Memórias trincadas

Eu coloquei uma película sobre a rachadura do meu celular.

Eu estava apressada, joguei tudo de forma ordenada na minha mochila vermelha velha, conferi se peguei dinheiro, escova e pasta de dente, tudo isso c o celular na mão. Então, quando já havia terminado tudo, puxei a alça da mochila para colocá-la nas costas e o celular voou das minhas mãos caindo c um estrondo c a tela virada para baixo. Nem precisei olhar, sabia q tinha trincado, fiz aquele pedido cego ao universo: por favor esteja funcionando! Por favor esteja funcionando! E estava. De modo que o rachado incomodou menos. Eu estou trilhada como meu celular, não é perceptível pois eu sigo funcionando. Eu faço tudo que preciso fazer, apesar das minhas rachaduras. Tem momentos que me tocam e é possível sentir o alto relevo deixado pela rachadura, são poucos que conseguem sentir, eu sempre sinto. As vezes fico horas olhando a parte rachada de mim, faço perguntas inúteis sobre como fui deixar isso acontecer, perco tempo nisso e então me dou conta que são perguntas vãs. Fico parada tb por vezes passando o dedo pelo trincado da tela e gosto de observar o desenho construído pelo trincado, tento enxergar alguma forma com sentido, mas não tem sentido algum, não chega a formar uma imagem de algo que exista no mundo real. Olhando o desenho sem forma, escuto ao longe a voz do vendedor que oferece películas para o celular, eu estou sentada naquele estabelecimento onde tantas vezes num pós praia tomamos café, eu parei de sentir raiva de que tudo me lembre vc e comecei a aceitar que eu tb estive ali, então acesso as memórias de sabores de cafés e tapiocas e de felicidades....
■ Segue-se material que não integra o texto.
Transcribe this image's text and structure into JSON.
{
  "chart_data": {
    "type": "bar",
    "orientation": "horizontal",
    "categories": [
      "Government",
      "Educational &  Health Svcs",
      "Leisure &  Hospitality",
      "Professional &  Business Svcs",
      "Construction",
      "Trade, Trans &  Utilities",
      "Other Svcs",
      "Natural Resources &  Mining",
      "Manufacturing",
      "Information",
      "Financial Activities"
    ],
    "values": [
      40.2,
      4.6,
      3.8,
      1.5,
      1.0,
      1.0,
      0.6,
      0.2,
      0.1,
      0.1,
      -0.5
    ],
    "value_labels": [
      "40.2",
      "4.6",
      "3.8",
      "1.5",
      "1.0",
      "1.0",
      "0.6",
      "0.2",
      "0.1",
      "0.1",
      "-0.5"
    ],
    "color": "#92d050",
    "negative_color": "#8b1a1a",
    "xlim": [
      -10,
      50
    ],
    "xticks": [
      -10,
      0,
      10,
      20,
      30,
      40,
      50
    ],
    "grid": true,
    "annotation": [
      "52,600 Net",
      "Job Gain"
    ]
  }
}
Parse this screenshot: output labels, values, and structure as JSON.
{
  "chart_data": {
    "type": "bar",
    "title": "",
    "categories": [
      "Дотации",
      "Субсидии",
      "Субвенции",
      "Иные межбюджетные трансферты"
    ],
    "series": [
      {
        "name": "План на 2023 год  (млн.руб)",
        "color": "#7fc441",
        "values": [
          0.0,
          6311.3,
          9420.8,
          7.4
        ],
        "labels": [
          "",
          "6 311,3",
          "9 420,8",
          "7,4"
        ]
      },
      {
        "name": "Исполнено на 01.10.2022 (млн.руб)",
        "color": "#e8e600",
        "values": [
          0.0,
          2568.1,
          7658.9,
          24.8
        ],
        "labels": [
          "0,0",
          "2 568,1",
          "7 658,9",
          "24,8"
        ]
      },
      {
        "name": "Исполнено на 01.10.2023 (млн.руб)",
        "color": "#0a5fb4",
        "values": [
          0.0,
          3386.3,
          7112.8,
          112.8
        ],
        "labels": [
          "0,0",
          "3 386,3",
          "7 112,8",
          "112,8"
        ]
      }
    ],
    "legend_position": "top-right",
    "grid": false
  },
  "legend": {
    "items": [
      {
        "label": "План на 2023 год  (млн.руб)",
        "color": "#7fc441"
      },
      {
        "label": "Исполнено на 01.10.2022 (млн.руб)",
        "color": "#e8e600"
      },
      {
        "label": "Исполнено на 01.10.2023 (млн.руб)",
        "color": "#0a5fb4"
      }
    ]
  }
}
O rapaz pega meu celular e me olha com estranhesa: mas a tela já está rachada...

Eu rio e respondo: sim, eu sei que estou atrasada nesse cuidado. Pode colocar a película mesmo assim. Eu vou emoldurar esse momento em que eu me quebrei, mas a película vai ajudar para que eu não sinta o alto relevo do trincado a cada vez que precisar tocar nessas memórias.